- Born: December 23, 1949 Chicago, Illinois, U.S.
- Died: December 1, 2012 (aged 62) La Jolla, California, U.S.
- Occupation(s): Writer, director, producer

= Reinhold Weege =

American television producer (1949–2012)

Reinhold Charles Weege (December 23, 1949 – December 1, 2012) was an American television writer, producer and director.

==Career==
Weege wrote for several television series, including Barney Miller and M*A*S*H. In 1981, he created the very short-lived legal sitcom Park Place. In 1984, he created the sitcom Night Court, which ran for nine seasons on NBC. Weege owned Starry Night Productions, which produced Night Court until 1989, when Weege left the series after six seasons.

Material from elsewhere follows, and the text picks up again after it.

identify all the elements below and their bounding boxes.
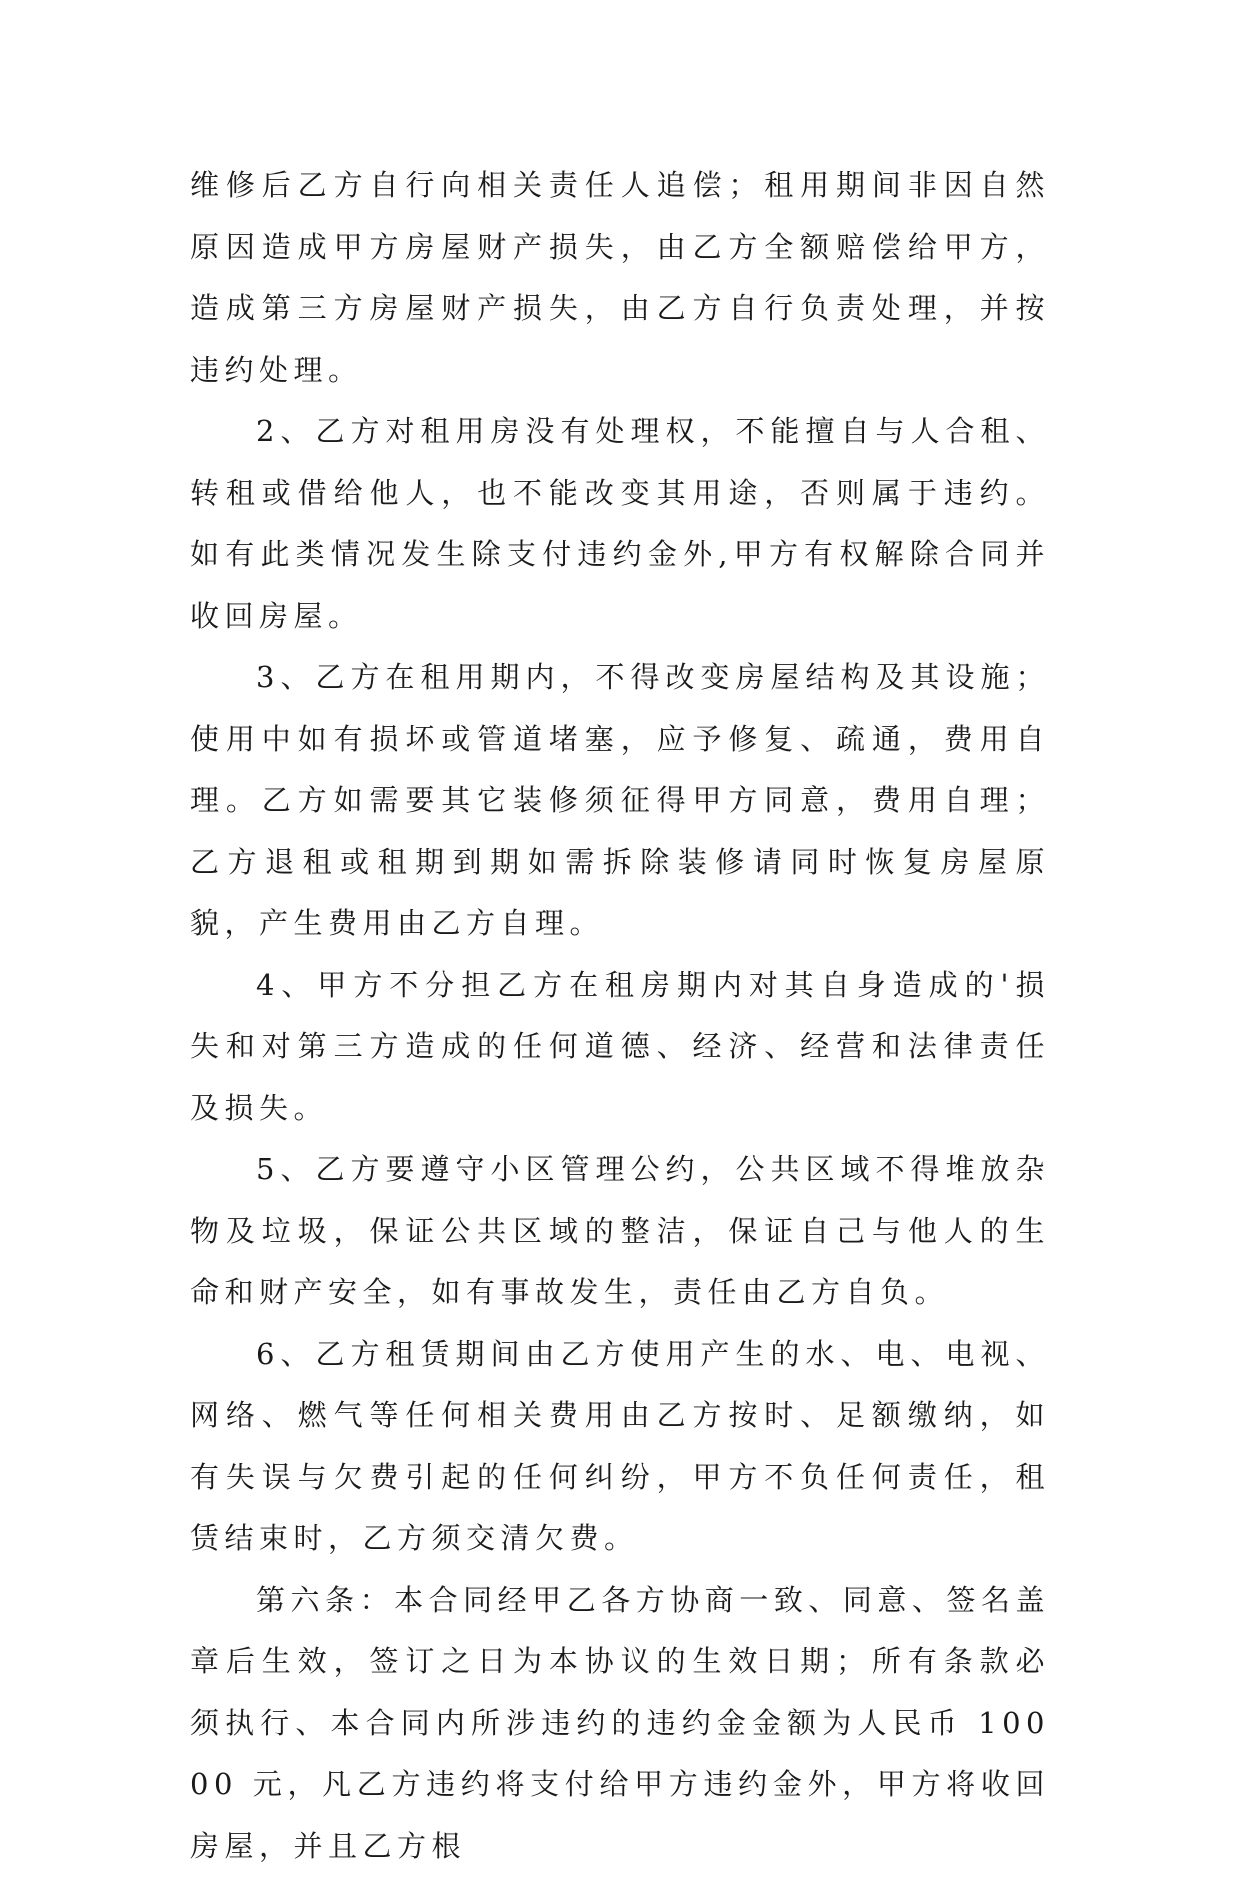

He produced the unsold sitcom pilot Nikki and Alexander in 1989. He was nominated for four Emmy Awards during his career, one for Barney Miller and three for Night Court.

==Death==
Weege died of natural causes in La Jolla, California, on December 1, 2012, at the age of 62. Actor John Larroquette, who played Night Court prosecutor Dan Fielding, paid tribute to Weege in a Twitter post:

"In life there are those who impact us with such force everything changes. Reinhold Weege was that in mine. May he truly rest in peace."